"Hayatın yanlış tarafında yer alacağınıza,hayatın yalnız tarafında yer alın."
Kitap hakkında:
İntikam istenir fakat bu ateşte yanan birileri intikam isteyenler değil,intikam içinde yananlardır ve buna da "İntikam ateşi"derler.
Umut etmeyi yıllar önce ailesiyle içinde bulunduğu araçta kaybetti çocuk...
Yalnız değildi,yalnızlık hayatı olmuştu onun,hayata bakış açısı bile yoktu,bakamıyordu,dışarı çıktığında insanların maskelerinin ardındaki gerçekleri görebiliyordu,
İşte bu yüzden yalnız değildi çocuk.
Kimi,kimsesi,varı,yoku bir sahip olduğu bedeniydi,birde karamsar hayatı.
Doğru bildiklerimize gelince...
Yaşamaya devam etmek istiyorsak "Doğruları" değil, "Gerçekleri" görmemiz gerekir...
Umutları ellerinden alınmış bir çocuk,çalıştığı yerdeki patronu Fatih abisinin vefatından sonra hayatı çok değişir ve bir kitapta okuduğu kadarıyla güzelliklerle dolu olan Norveç yoluna koyulur, derken olaylar hiç beklemediği açıdan gelişir,bir katille aynı gemide kaç saat durabilirsiniz ?
Veya o'katil sizinle geçmişte yaşanmış hususlarından dolayı intikam ateşi içinde yanıyorsa...
HALÂ UYUMAMIŞSIN ÇOCUK
Ezber bozacak.
Yağmur yağıyor, her yeri sel alıyordu. Sokaktaki insanlar ıslanmamak için oradan oraya koşuyor, trafik arabalar sayesinde tıkanıyordu. Şemsiyesi olan insanlar rahat bir şekilde yolda yürüyordu. Şemsiyesi olmayanlar ise şanssızdı. Yağmurdan ıslanmamak için korunacak yer arıyorlardı.
Şemsiyesi olmayan, elinde kalın hukuk kitapları, üzerindeki deri ceketi ile rahatça yürüyordu İzem. Acelesi yoktu. Islanmayı seven biriydi. Küçükken babası onu sokağa attığında yağmurun altında kendi kendine eğlenir, biriken suların üzerine zıplardı.

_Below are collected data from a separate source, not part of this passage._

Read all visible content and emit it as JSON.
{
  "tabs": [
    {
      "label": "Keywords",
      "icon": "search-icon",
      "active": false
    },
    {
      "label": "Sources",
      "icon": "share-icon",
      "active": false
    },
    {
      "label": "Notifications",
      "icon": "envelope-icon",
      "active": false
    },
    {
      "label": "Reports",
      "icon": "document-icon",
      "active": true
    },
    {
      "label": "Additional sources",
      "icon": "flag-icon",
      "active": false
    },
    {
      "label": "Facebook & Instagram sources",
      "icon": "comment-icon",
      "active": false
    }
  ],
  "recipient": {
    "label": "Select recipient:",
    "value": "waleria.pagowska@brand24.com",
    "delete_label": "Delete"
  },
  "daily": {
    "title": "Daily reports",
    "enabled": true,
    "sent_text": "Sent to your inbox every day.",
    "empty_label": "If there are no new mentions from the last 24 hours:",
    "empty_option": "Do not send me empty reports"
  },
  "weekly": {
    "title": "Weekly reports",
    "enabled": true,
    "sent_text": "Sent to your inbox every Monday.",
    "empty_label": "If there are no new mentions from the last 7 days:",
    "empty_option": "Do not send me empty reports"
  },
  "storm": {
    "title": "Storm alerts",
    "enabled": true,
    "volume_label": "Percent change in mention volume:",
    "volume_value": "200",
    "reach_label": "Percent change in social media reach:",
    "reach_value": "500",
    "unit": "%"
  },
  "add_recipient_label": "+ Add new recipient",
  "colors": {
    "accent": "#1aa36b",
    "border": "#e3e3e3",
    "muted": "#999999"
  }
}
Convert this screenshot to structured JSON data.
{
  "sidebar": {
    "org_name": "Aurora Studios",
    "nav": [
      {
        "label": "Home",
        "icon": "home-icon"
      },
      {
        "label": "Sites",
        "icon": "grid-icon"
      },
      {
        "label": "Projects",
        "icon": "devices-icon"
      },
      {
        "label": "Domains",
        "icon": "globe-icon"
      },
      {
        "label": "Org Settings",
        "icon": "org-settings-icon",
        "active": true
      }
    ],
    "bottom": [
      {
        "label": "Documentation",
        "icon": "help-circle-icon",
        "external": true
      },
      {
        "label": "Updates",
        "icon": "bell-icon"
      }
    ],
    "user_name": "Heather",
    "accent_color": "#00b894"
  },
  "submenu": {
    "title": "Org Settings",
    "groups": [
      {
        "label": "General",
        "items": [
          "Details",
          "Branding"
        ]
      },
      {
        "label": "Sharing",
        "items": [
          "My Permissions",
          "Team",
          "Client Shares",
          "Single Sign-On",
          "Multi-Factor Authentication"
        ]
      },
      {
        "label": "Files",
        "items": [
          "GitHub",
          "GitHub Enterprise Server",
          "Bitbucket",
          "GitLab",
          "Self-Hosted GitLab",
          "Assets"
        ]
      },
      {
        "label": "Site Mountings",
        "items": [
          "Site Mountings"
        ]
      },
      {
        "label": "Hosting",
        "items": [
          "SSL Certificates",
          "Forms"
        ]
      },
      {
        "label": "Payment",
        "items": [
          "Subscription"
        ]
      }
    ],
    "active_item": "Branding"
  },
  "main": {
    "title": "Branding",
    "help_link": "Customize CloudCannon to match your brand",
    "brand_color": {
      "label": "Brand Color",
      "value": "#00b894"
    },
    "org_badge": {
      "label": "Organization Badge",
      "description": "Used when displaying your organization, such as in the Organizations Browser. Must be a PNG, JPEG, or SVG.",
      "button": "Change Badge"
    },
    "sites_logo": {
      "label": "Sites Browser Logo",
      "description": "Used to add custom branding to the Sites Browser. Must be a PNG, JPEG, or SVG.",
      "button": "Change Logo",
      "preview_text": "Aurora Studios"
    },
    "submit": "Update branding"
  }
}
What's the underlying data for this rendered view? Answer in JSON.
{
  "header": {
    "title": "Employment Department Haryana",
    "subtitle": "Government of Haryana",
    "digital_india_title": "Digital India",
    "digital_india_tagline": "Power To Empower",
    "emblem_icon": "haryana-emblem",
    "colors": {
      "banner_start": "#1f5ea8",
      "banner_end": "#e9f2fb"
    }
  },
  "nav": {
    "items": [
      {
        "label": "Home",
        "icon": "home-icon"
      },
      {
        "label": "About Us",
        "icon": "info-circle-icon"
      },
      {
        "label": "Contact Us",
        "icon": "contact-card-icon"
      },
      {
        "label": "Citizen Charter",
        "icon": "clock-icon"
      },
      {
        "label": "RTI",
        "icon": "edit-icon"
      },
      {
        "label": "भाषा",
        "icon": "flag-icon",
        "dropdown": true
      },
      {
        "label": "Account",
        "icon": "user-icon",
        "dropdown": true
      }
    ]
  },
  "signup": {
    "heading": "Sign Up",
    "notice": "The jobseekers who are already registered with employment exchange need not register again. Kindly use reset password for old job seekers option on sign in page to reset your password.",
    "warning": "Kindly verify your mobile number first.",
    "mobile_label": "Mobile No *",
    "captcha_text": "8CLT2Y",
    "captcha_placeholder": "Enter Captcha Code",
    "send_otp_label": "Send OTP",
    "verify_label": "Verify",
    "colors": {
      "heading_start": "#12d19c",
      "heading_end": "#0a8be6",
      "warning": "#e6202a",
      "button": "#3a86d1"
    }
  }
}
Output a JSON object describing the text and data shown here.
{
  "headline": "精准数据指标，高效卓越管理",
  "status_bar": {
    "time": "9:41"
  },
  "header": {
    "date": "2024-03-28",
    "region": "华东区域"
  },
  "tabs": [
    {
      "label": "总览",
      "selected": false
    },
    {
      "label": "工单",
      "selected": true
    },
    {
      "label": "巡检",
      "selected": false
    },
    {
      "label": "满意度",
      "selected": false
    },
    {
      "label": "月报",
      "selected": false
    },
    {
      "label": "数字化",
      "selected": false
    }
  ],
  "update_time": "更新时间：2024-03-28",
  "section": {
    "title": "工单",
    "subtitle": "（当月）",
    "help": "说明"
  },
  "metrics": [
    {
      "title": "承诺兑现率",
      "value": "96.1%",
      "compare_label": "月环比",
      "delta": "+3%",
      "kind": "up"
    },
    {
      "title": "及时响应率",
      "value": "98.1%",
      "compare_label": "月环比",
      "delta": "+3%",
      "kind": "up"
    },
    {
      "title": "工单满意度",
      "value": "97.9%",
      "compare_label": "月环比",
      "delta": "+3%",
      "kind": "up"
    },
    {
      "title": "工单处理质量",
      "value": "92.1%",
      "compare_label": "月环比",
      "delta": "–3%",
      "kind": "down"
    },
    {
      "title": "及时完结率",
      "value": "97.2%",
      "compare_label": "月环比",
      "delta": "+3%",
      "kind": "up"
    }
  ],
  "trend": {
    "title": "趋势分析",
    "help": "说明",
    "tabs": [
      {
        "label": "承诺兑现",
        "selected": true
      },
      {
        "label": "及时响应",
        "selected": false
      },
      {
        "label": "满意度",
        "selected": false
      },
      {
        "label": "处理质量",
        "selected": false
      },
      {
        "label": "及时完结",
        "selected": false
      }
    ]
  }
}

Uzun kahverengi saçları ıslanıp birbirine karışmıştı. Elindeki hukuk kitapları çantasına sığmadığı için elinde sımsıkı tutuyor, ıslanmamaları için boynundaki kahverengi atkıyı kitaplarına siper ediyordu.
İzem Karasu.
Üniversite son sınıf öğrencisiydi kendisi. Yirmi üç yaşında, geleceğinin hayallerini kuran ve başarılı bir savcı olmayı hedefleyen bir hukuk öğrencisiydi. Son yılının bitmesine ve mezun olmasına sadece aylar kalmıştı.
Metro durağına inen yürüyen merdivenleri görene kadar normal hızda yürümeye devam etti. Yürüyen merdivenler gözüne çarpar çarpmaz adımlarını hızlandırdı.
İzem dışarıdan çok sert görünürdü. Bakışları her zaman insanlara nefretle bakardı. Oysaki sıcakkanlı biriydi. Sevdiklerine karşı çocuksu olurdu. Merhametli ve sevecendi. Soğuk olduğu insanlara acımazdı.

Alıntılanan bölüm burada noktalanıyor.